June marked the third consecutive month wholesale sales advanced. The subsectors that reported growth in June represented 69 percent of total wholesale sales, official data showed.

The miscellaneous subsector posted the largest gain in dollar terms, rising 3.1 percent or $208 million to $6.9 billion. This was the sixth time miscellaneous sales increased in the last seven months.

Building material and supplies sales increased for the sixth time in seven months. Sales in this category advanced 2.2 percent t0 $7.6 billion, the highest level on record.

Food, beverage and tobacco sales rose for the fourth time in five months at a rate of 1.5 percent. That brought the total to $10.4 billion in June.

Sales in the farm product subsector advanced 1.4 percent to $672 million, the sixth increase in the past seven months.

Following an impressive month of May, motor vehicle and parts sales declined 2.4 percent to $9.1 billion, official data showed.

On a regional level, wholesale sales increased in seven of the ten Canadian provinces, led by a 2 percent gain in Alberta. Sales in Ontario edged up 0.3 percent.

Sales declined 0.7 percent in British Columbia, following three consecutive monthly gains.

Inventories rose 1 percent to $65.9 billion in June, led by growth in six of the seven subsectors, which collectively accounted for 83 percent of all wholesale inventories.

The inventory-to-sales ratio, a measure of how long it takes to clear inventories at the current sales rate, was unchanged at 1.24.

Today’s sales figures suggest the Canadian economy rebounded steadily in the second quarter, following a disappointing first quarter that saw the economy expand just 1.2 percent annually.

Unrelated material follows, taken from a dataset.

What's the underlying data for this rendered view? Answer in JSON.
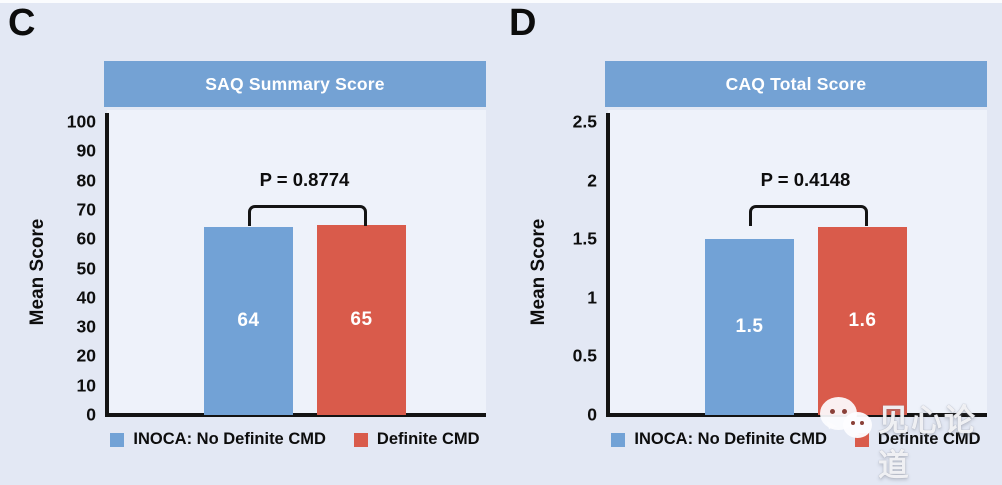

Higher sales are an indicator of growth in retail trade and overall consumption, key elements of consumer spending. Statistics Canada on Friday will release June retail sales figures. Economists forecast retail revenues increased 0.3 percent in June, following a gain of 0.7 percent the previous month.

Canada’s economy advanced in May at the fastest pace in four months, climbing 0.4 percent. That marked the fifth consecutive month GDP growth was positive, a sign the economy was making progress.

StatsCan will release updated GDP figures for June next week.

The Canadian economy is expected to grow at an annualized rate of 2.5 percent in the April-to-June period, according to economists. Bank of Canada Governor Steven Poloz expects the economy to remain below full capacity until the middle of 2016.